Catholic leaders say attacks on churches are deliberate

Since last month, the military has been cracking down on resistance forces in eastern Myanmar, shelling several churches, this despite an appeal by Catholic leaders to spare religious buildings. Yesterday was the second day of Aung San Suu Kyi's trial.

 


Yangon (AsiaNews) – Less than a month after launching an offensive to defeat anti-regime forces in eastern Myanmar, the military junta has wrecked at least eight churches. Christian leaders had asked soldiers to spare the places of worship, but their appeal was not heeded.

“We told them there are no armed groups hiding in our churches, just people taking shelter [from the fighting],” said a Catholic priest who took part in talks with military officers during the early stages of the conflict.

“They know that we’re housing the elderly, children and women,” he added. “This is just a planned, deliberate action.”

According to local residents, soldiers also set up camp in church compounds.

On Sunday, a group of soldiers broke into a Catholic convent in the Archdiocese of Mandalay and questioned priests for alleged links to the anti-coup movement.

After they were taken to a police station, the clergymen were questioned for almost 24 hours, one of the priests said anonymously.

On 25 May, following an attack against the Church of the Sacred Heart in Kayan Tharyar that killed four people, Cardinal Charles Bo, Archbishop of Yangon, issued a statement asking the junta not to target places of worship. Attacks on religious buildings continued, however.

On 6 June, the military shelled the Church of Mary Queen of Peace in Daw Ngan Kha, Kayah State. The regime justified the action claiming that local “terrorists” use churches to launch their offensives.

“We would never use churches as cover,” said one of resistance fighters. “We value religious buildings. Why would we use them to kill people?”

Priests can no longer stay in churches, explained Father Celso Ba Shwe. “Churches in these conflict zones aren’t safe for the displaced anymore. But we still have to make sure they're okay, so the priests can't stay there, either,” he explained.

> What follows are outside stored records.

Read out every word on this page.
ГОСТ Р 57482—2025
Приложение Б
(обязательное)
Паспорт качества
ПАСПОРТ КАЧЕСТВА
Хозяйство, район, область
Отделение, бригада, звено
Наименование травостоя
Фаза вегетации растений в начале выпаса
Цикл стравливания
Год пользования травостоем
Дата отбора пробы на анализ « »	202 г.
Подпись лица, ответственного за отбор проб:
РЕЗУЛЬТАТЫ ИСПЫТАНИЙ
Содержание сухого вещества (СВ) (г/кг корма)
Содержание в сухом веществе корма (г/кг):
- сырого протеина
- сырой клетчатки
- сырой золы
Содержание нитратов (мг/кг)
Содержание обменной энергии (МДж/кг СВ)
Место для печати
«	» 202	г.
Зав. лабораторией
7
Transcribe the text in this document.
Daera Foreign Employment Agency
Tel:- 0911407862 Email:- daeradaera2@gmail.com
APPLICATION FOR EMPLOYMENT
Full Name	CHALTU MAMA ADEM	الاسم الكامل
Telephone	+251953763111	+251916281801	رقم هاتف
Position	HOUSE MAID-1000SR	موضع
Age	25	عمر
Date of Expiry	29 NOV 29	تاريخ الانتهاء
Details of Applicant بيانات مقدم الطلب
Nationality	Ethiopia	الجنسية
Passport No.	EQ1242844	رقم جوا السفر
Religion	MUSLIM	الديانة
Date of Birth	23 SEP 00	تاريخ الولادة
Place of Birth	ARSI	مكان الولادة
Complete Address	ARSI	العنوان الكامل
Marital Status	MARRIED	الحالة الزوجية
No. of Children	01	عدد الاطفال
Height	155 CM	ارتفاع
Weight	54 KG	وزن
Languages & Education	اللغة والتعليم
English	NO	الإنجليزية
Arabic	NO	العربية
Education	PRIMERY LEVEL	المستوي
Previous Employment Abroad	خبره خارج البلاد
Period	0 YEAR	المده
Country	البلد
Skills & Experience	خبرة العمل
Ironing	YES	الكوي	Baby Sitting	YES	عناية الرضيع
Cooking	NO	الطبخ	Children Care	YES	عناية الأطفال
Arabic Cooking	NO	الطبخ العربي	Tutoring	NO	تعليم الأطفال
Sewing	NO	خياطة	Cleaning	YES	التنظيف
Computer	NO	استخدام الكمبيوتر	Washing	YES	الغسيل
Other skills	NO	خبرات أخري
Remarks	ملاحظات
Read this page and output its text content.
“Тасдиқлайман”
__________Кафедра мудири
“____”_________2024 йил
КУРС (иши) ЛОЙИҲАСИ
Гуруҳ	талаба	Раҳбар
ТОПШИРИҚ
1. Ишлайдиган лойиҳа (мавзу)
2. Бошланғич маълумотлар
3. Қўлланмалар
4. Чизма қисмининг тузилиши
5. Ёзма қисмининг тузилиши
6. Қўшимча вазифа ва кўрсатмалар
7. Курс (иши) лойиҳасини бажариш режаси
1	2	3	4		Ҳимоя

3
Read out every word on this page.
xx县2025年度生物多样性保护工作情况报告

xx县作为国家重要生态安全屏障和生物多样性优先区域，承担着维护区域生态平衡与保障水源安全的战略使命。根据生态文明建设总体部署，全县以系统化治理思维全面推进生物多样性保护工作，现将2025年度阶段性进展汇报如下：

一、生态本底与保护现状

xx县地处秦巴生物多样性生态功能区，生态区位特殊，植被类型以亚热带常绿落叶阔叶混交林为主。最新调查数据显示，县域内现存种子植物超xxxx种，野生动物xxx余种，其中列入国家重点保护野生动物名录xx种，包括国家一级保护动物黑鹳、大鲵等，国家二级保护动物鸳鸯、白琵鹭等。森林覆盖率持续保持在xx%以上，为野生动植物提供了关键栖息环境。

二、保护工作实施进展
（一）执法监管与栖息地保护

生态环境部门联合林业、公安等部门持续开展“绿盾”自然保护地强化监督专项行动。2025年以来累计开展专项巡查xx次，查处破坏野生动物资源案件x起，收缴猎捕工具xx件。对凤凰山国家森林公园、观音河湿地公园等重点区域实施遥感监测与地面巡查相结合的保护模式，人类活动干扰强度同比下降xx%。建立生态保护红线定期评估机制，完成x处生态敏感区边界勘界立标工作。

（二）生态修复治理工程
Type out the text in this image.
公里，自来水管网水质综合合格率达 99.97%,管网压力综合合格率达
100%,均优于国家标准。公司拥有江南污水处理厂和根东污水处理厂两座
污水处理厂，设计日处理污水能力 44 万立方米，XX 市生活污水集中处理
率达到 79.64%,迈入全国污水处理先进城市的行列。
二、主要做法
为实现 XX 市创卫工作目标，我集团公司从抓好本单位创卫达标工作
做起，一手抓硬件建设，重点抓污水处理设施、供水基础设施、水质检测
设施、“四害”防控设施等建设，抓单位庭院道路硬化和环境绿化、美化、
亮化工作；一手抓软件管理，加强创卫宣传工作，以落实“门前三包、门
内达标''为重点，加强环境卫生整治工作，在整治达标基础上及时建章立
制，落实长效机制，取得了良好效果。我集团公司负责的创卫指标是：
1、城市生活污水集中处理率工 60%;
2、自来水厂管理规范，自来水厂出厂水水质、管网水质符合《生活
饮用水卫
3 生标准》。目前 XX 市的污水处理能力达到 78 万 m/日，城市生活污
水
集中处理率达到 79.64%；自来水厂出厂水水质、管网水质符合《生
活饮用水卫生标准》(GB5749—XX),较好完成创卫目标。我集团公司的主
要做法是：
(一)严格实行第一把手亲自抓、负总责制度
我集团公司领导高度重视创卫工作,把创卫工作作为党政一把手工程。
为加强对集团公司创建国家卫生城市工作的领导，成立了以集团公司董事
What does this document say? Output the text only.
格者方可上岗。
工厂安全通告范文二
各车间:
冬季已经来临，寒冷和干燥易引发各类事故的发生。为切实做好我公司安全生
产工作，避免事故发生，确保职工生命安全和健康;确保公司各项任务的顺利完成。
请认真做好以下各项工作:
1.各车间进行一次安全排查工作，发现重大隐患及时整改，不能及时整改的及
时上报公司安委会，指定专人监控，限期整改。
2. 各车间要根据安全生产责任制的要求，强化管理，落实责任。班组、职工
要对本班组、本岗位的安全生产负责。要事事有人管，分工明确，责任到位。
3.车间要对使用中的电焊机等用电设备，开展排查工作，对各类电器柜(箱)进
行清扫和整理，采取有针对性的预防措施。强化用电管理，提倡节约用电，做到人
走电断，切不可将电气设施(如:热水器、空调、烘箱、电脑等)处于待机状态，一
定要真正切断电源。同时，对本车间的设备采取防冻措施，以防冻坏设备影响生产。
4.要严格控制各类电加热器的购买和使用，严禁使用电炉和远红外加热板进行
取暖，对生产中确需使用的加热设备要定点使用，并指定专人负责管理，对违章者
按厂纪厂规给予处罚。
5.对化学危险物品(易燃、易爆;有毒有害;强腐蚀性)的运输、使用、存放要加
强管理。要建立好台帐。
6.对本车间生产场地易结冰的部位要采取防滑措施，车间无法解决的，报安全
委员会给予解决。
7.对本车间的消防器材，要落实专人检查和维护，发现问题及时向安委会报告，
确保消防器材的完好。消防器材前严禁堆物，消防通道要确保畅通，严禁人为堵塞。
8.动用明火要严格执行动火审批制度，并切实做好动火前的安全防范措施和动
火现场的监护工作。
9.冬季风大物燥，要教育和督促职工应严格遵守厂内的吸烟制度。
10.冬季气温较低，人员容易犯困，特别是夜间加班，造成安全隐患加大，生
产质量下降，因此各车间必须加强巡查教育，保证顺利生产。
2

Meanwhile, the trial of Aung San Suu Kyi, the leader of the civilian government deposed by the military in February, entered its second day, yesterday. The prosecution presented arguments that she incited public disorder, but overall she faces seven charges.

Many observers believe that the junta's goal is to prevent Suu Kyi from participating in any future elections. Her lawyers refused to disclose details of yesterday's proceedings, but noted that the 75-year-old was in better condition than on the first day when she appeared unwell.